The future demand for coal, for any primary fuel source, is, to state the obvious, fundamentally anchored in electricity demand. How much more will be needed, at what quality (specifically the quality of reliability), and at what price?
And the future demand for electricity is rooted in just two variables:
* Demographics — population, wealth, economic & social activities, and population concentration
* Technology — the invention of new things, and innovating existing things that consume electricity.
Information technology has had and continues to be an integral feature of all aspects of the above factors.
Information technology is now an enormous and fast-growing part of the economy.
In today's America, the $1.1 trillion share of our economy devoted to information and ideas — moving bits — has surpassed the share associated with transporting people and stuff. The gap will widen. This is the future as well for developing nations.
The atoms-moving industry is almost entirely about liquid fuels, where oil dominates — the bits-moving industry is all about electricity, where coal dominates.
Making and moving bits involves everything from digital movies and server farms, from iPhones and Intel to Netflix and Facebook, all with much more growth potential than all aspects of moving stuff and people, the classic transportation sector, which includes everything from making and using cars and airplanes, from F150s to Norfolk Southern and FedEx.
In the decade following 2000, the transportation sector of the U.S. GDP grew 15%, while the information sector grew 45%.
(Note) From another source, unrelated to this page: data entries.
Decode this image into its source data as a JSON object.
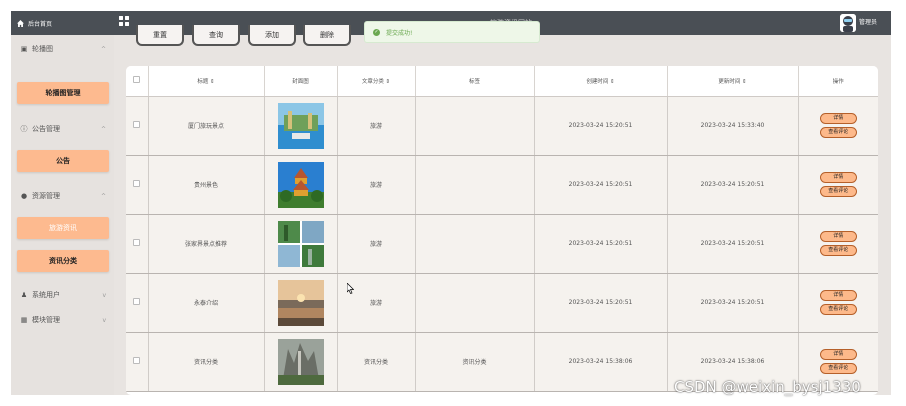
{
  "topbar": {
    "home_label": "后台首页",
    "site_title": "旅游资讯网站",
    "admin_label": "管理员"
  },
  "toast": {
    "message": "提交成功!"
  },
  "sidebar": {
    "menus": [
      {
        "label": "轮播图",
        "icon": "image-icon"
      },
      {
        "label": "公告管理",
        "icon": "info-icon"
      },
      {
        "label": "资源管理",
        "icon": "location-icon"
      },
      {
        "label": "系统用户",
        "icon": "user-icon"
      },
      {
        "label": "模块管理",
        "icon": "grid-icon"
      }
    ],
    "subs": [
      "轮播图管理",
      "公告",
      "旅游资讯",
      "资讯分类"
    ]
  },
  "actions": [
    "重置",
    "查询",
    "添加",
    "删除"
  ],
  "table": {
    "headers": [
      "",
      "标题 ⇕",
      "封面图",
      "文章分类 ⇕",
      "标签",
      "创建时间 ⇕",
      "更新时间 ⇕",
      "操作"
    ],
    "rows": [
      {
        "title": "厦门旅玩景点",
        "category": "旅游",
        "tag": "",
        "created": "2023-03-24 15:20:51",
        "updated": "2023-03-24 15:33:40"
      },
      {
        "title": "贵州景色",
        "category": "旅游",
        "tag": "",
        "created": "2023-03-24 15:20:51",
        "updated": "2023-03-24 15:20:51"
      },
      {
        "title": "张家界景点推荐",
        "category": "旅游",
        "tag": "",
        "created": "2023-03-24 15:20:51",
        "updated": "2023-03-24 15:20:51"
      },
      {
        "title": "永泰介绍",
        "category": "旅游",
        "tag": "",
        "created": "2023-03-24 15:20:51",
        "updated": "2023-03-24 15:20:51"
      },
      {
        "title": "资讯分类",
        "category": "资讯分类",
        "tag": "资讯分类",
        "created": "2023-03-24 15:38:06",
        "updated": "2023-03-24 15:38:06"
      }
    ],
    "op_detail": "详情",
    "op_comment": "查看评论"
  },
  "watermark": "CSDN @weixin_bysj1330",
  "colors": {
    "topbar": "#4a4f55",
    "accent": "#fdba8f",
    "toast_text": "#6aa84f"
  }
}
The rise of the Information Economy is driven primarily by the historic, and on-going, radical drop in computing costs.
Demand follows price.
Information processing technology has seen a decline in real costs that is unprecedented in the history of any product or service – and it continues. You would have had to spend $10,000 in 2000, $100 million in 1980, and $10 billion in 1960 to buy an iPad's computing capability.
Computing and communications technologies now enter a new phase that Morgan Stanley calls the Mobile Internet.
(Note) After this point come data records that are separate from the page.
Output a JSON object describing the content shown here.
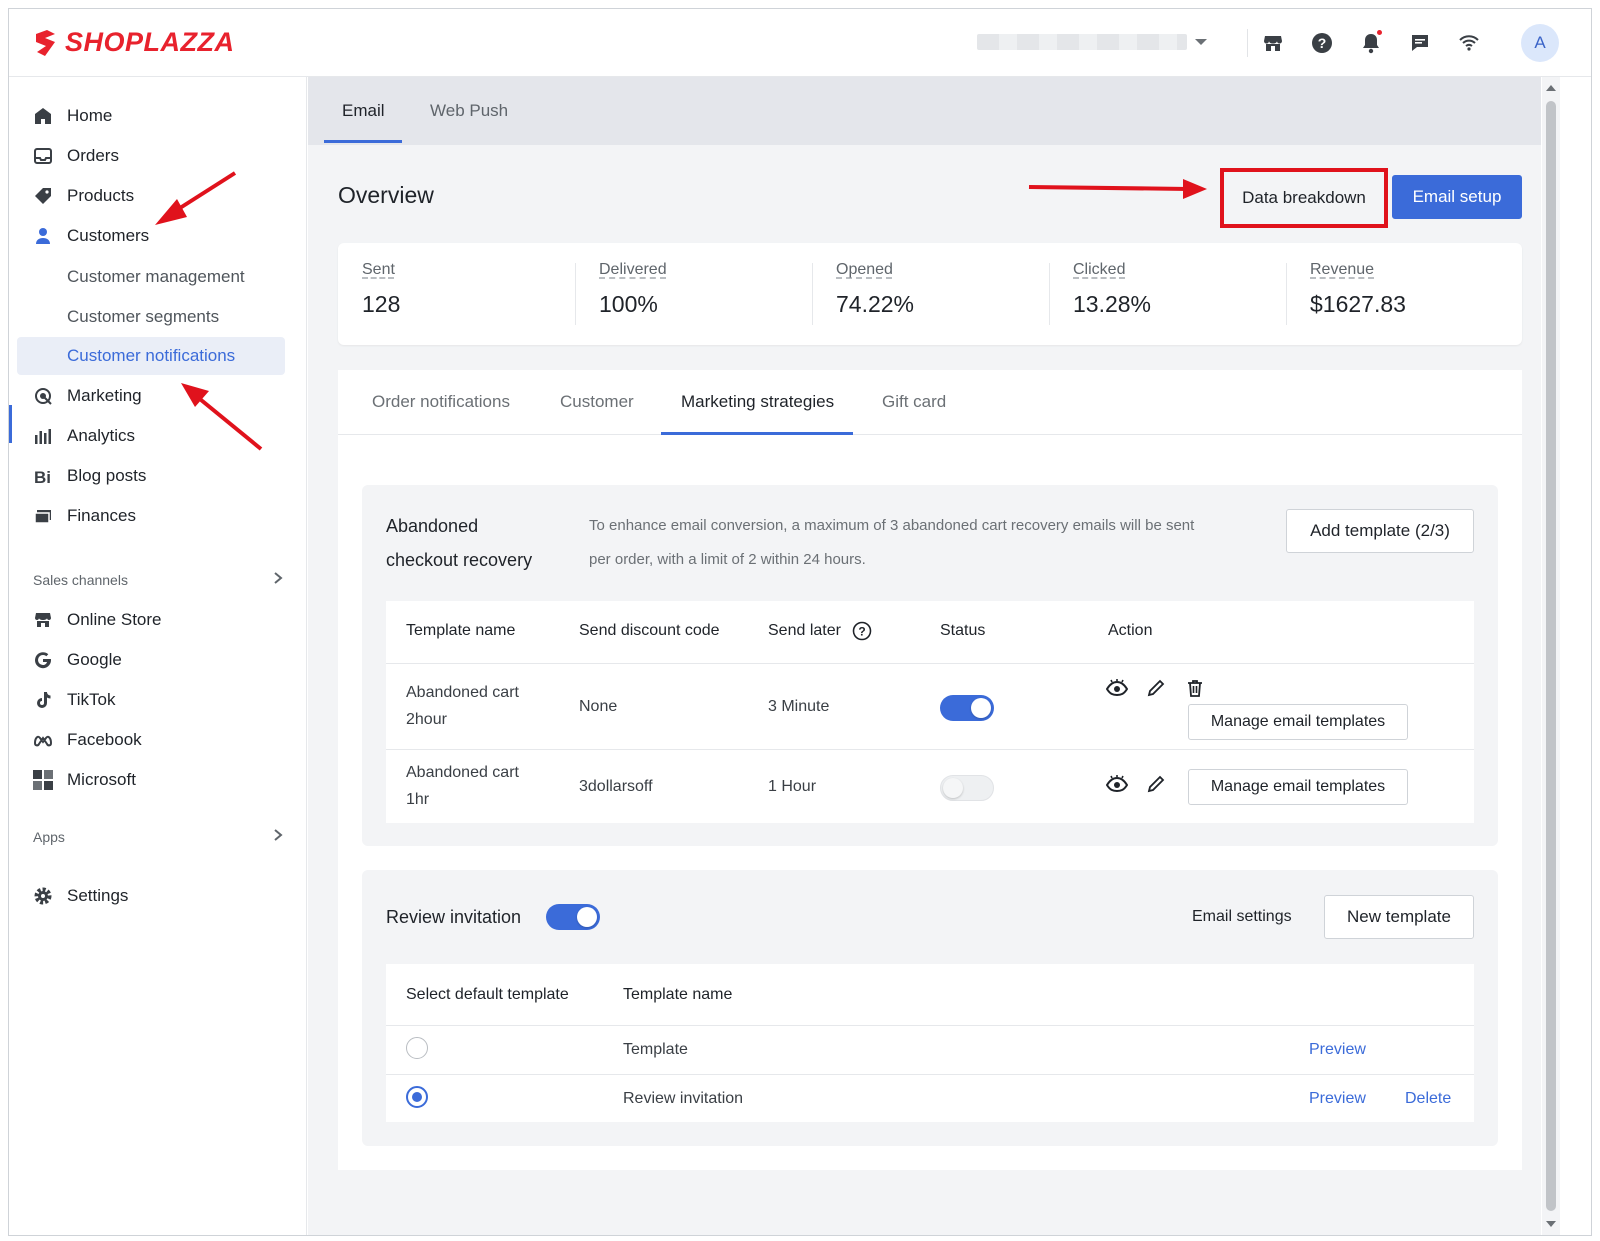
{
  "brand": {
    "name": "SHOPLAZZA",
    "color": "#e8222d",
    "accent": "#3b6bd9"
  },
  "header": {
    "icons": [
      "store-icon",
      "help-icon",
      "bell-icon",
      "chat-icon",
      "wifi-icon"
    ],
    "avatar_initial": "A"
  },
  "sidebar": {
    "items": [
      {
        "label": "Home",
        "icon": "home-icon"
      },
      {
        "label": "Orders",
        "icon": "orders-icon"
      },
      {
        "label": "Products",
        "icon": "tag-icon"
      },
      {
        "label": "Customers",
        "icon": "person-icon"
      }
    ],
    "customer_sub": [
      {
        "label": "Customer management"
      },
      {
        "label": "Customer segments"
      },
      {
        "label": "Customer notifications"
      }
    ],
    "items2": [
      {
        "label": "Marketing",
        "icon": "marketing-icon"
      },
      {
        "label": "Analytics",
        "icon": "analytics-icon"
      },
      {
        "label": "Blog posts",
        "icon": "blog-icon"
      },
      {
        "label": "Finances",
        "icon": "finances-icon"
      }
    ],
    "sales_channels_label": "Sales channels",
    "channels": [
      {
        "label": "Online Store",
        "icon": "store-icon"
      },
      {
        "label": "Google",
        "icon": "google-icon"
      },
      {
        "label": "TikTok",
        "icon": "tiktok-icon"
      },
      {
        "label": "Facebook",
        "icon": "meta-icon"
      },
      {
        "label": "Microsoft",
        "icon": "microsoft-icon"
      }
    ],
    "apps_label": "Apps",
    "settings_label": "Settings"
  },
  "main": {
    "tabs": [
      {
        "label": "Email"
      },
      {
        "label": "Web Push"
      }
    ],
    "overview_title": "Overview",
    "data_breakdown_label": "Data breakdown",
    "email_setup_label": "Email setup",
    "stats": [
      {
        "label": "Sent",
        "value": "128"
      },
      {
        "label": "Delivered",
        "value": "100%"
      },
      {
        "label": "Opened",
        "value": "74.22%"
      },
      {
        "label": "Clicked",
        "value": "13.28%"
      },
      {
        "label": "Revenue",
        "value": "$1627.83"
      }
    ],
    "sub_tabs": [
      {
        "label": "Order notifications"
      },
      {
        "label": "Customer"
      },
      {
        "label": "Marketing strategies"
      },
      {
        "label": "Gift card"
      }
    ],
    "abandoned": {
      "title_line1": "Abandoned",
      "title_line2": "checkout recovery",
      "desc_line1": "To enhance email conversion, a maximum of 3 abandoned cart recovery emails will be sent",
      "desc_line2": "per order, with a limit of 2 within 24 hours.",
      "add_template_label": "Add template (2/3)",
      "columns": [
        "Template name",
        "Send discount code",
        "Send later",
        "Status",
        "Action"
      ],
      "rows": [
        {
          "name_line1": "Abandoned cart",
          "name_line2": "2hour",
          "discount": "None",
          "send_later": "3 Minute",
          "status_on": true,
          "manage_label": "Manage email templates"
        },
        {
          "name_line1": "Abandoned cart",
          "name_line2": "1hr",
          "discount": "3dollarsoff",
          "send_later": "1 Hour",
          "status_on": false,
          "manage_label": "Manage email templates"
        }
      ]
    },
    "review": {
      "title": "Review invitation",
      "enabled": true,
      "email_settings_label": "Email settings",
      "new_template_label": "New template",
      "columns": [
        "Select default template",
        "Template name"
      ],
      "rows": [
        {
          "name": "Template",
          "selected": false,
          "preview_label": "Preview"
        },
        {
          "name": "Review invitation",
          "selected": true,
          "preview_label": "Preview",
          "delete_label": "Delete"
        }
      ]
    }
  }
}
The Next Explosive Phase of the Information Economy Begins
The new era is enabled by four intertwined macro trends:
* The Cloud
- Centralized computing power expands exponentially in the Cloud, already comprised of tens of thousands of data centers any one of which has trillions of times the compute power of old mainframes or modern laptops.
* Wireless broadband
- Wireless networks, launched in 1980, are now one million times faster and bandwidth costs have dropped 100-fold.
* Smart phones
- Since 1980, computing speeds have risen 200 thousand fold; costs dropped one million fold enabling smart phones and tablets more powerful than 1980 mainframes..
* Smart things
- By 2003 more things than people on Earth were connected to the Internet. Within a decade IBM and Cisco forecast a trillion things will be connected. Any object, from lights and shoes, to doors and sphygmomanometers can have embedded logic and wireless connections.
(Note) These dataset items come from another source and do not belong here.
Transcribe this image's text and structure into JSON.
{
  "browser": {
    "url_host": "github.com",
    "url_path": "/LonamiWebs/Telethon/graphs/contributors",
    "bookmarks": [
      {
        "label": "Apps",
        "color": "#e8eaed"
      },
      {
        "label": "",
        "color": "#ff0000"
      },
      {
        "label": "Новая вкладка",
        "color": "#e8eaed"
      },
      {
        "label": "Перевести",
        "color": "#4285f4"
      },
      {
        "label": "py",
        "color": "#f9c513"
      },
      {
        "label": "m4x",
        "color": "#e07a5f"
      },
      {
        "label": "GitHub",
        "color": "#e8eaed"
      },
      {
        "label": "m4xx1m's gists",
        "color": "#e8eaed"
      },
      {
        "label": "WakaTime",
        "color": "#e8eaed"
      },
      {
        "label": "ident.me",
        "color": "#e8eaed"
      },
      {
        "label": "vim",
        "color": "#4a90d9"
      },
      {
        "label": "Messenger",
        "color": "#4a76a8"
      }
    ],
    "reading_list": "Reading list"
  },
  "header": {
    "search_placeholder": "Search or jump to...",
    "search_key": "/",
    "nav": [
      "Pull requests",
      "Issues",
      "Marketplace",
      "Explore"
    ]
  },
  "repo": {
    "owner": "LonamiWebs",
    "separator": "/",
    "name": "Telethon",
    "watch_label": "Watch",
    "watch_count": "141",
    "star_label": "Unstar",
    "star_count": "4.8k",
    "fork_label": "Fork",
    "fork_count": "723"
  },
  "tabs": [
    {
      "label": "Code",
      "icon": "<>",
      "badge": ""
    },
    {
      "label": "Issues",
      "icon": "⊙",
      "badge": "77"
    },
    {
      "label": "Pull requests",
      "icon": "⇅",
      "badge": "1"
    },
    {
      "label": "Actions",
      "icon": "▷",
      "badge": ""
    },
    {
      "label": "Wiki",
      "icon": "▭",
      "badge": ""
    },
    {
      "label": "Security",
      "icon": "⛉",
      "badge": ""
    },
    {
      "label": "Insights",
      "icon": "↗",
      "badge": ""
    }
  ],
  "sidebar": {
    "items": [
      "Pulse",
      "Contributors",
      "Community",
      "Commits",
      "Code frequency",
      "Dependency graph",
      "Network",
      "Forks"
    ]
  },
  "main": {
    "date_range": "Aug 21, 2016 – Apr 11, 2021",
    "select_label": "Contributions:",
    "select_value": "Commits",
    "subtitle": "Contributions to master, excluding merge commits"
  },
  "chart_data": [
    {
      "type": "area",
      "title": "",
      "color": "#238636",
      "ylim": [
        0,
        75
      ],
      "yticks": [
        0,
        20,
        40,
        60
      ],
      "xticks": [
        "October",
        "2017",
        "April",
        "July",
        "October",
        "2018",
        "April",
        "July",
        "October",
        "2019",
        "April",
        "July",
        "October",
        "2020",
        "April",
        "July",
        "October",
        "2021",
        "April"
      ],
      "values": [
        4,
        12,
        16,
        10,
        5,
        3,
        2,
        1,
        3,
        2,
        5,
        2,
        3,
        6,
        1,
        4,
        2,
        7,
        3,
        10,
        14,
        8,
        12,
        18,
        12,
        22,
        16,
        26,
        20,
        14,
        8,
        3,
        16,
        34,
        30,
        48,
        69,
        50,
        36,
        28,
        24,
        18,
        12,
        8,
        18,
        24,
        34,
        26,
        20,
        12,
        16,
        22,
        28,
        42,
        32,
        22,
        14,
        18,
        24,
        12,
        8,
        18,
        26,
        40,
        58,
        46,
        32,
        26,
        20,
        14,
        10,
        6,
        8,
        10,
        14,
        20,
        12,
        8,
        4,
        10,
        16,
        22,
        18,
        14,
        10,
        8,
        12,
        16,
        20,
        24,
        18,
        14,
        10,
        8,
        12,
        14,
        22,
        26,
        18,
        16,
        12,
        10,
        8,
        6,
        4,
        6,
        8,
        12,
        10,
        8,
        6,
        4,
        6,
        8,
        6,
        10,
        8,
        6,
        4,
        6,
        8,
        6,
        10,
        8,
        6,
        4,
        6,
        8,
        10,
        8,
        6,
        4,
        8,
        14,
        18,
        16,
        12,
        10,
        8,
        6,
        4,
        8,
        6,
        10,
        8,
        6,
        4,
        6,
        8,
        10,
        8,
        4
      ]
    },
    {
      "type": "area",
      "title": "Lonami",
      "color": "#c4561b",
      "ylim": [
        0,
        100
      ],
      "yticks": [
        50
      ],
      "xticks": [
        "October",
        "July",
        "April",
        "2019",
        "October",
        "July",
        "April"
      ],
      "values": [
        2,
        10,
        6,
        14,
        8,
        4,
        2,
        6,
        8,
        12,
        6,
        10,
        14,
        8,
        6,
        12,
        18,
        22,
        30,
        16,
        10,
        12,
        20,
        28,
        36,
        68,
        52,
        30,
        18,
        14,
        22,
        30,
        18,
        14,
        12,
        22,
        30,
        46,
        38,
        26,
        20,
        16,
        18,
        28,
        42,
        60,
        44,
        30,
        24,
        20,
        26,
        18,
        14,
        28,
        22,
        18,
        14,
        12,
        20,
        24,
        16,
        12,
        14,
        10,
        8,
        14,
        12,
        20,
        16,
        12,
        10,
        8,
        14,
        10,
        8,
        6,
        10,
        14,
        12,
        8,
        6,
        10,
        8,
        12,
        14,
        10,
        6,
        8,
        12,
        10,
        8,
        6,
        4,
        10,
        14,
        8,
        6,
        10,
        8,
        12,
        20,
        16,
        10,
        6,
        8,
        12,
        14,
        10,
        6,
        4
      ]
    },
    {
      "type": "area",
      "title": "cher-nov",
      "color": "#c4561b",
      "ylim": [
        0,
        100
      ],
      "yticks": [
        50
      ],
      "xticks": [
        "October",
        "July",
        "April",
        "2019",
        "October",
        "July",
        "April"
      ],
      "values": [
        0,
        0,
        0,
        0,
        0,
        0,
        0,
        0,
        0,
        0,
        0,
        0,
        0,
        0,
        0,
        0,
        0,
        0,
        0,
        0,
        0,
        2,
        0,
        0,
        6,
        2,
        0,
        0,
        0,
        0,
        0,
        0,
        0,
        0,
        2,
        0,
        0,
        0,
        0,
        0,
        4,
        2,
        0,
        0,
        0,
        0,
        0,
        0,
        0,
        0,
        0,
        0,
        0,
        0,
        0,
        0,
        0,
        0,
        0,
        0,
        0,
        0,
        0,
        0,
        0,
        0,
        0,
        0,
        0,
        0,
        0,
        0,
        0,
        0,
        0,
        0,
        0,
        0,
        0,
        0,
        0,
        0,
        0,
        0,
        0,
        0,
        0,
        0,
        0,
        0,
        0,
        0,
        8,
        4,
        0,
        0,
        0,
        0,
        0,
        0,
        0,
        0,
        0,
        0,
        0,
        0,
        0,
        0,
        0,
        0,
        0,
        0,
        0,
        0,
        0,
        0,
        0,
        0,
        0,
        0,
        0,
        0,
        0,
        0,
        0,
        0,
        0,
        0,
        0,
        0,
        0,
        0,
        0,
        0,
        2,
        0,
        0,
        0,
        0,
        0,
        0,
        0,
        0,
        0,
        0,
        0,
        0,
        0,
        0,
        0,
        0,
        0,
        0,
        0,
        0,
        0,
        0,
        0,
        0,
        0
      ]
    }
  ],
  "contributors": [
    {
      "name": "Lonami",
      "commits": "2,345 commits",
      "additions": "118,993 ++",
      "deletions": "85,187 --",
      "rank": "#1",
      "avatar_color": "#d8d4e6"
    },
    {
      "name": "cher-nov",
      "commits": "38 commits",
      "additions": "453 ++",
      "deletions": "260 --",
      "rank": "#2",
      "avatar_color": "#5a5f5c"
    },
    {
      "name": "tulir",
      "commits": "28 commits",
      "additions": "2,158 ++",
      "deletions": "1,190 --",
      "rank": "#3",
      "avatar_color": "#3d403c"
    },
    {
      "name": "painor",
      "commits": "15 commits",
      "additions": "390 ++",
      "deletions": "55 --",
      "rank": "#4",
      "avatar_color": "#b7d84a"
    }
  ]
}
Rising wealth is highly correlated with greater penetration and use of information & communications technologies (ICT). The United Nation's International Telecommunications Union ICT Development Index (IDI) is a composite of 11 indicators capturing the various aspects of the deployment and availability of ICT.
The future prosperity for emerging economies is now no longer measured in just light-bulbs-per-capita (though that is still vital, and a vastly under-served market for billions of people), but also in bits-per-capita.
And while light bulbs, refrigerators and water pumps require massive power plants, information technologies require massive data centers that in turn require power. Lights require the Grid. Transistors require the Cloud, and more Grid. And more coal — given the remarkable scale of demand created by more-transistors-than-grains-of-wheat.
Electric Demand Rises to Fuel the Cloud's Data Centers
Data-center energy consumption already rivals energy use associated with global aviation. And while computing and storage technology efficiencies will continue to improve, total data center electricity use is forecast to grow rapidly.
By 2020, the world's data centers alone will consume over 1.5 trillion kWh of electricity. That totals more than the countries of Japan and Germany combined. According to the International Energy Agency forecast, that amount of electricity will be supplied by almost 500 million more tons of coal per year.
The information economy consumes electricity directly and indirectly in numerous other ways not counted in the above graph: in the communications networks, in the manufacturing of transistors and information appliances, at the locations where consumers and businesses use that equipment, and in the IT-driven economic expansion of associated non-IT equipment in business and industries. All subjects for another day.
1 Note: more detailed unbundling would expand the IT share of the economy; other 'buried' IT-centric activities should be extracted that are otherwise counted separately in the Census; e.g., for IT aspects of government and similar services, for air traffic control (counted as "transportation"), or for the share of electrical equipment manufactured that is exclusively used in powering ICT equipment, etc.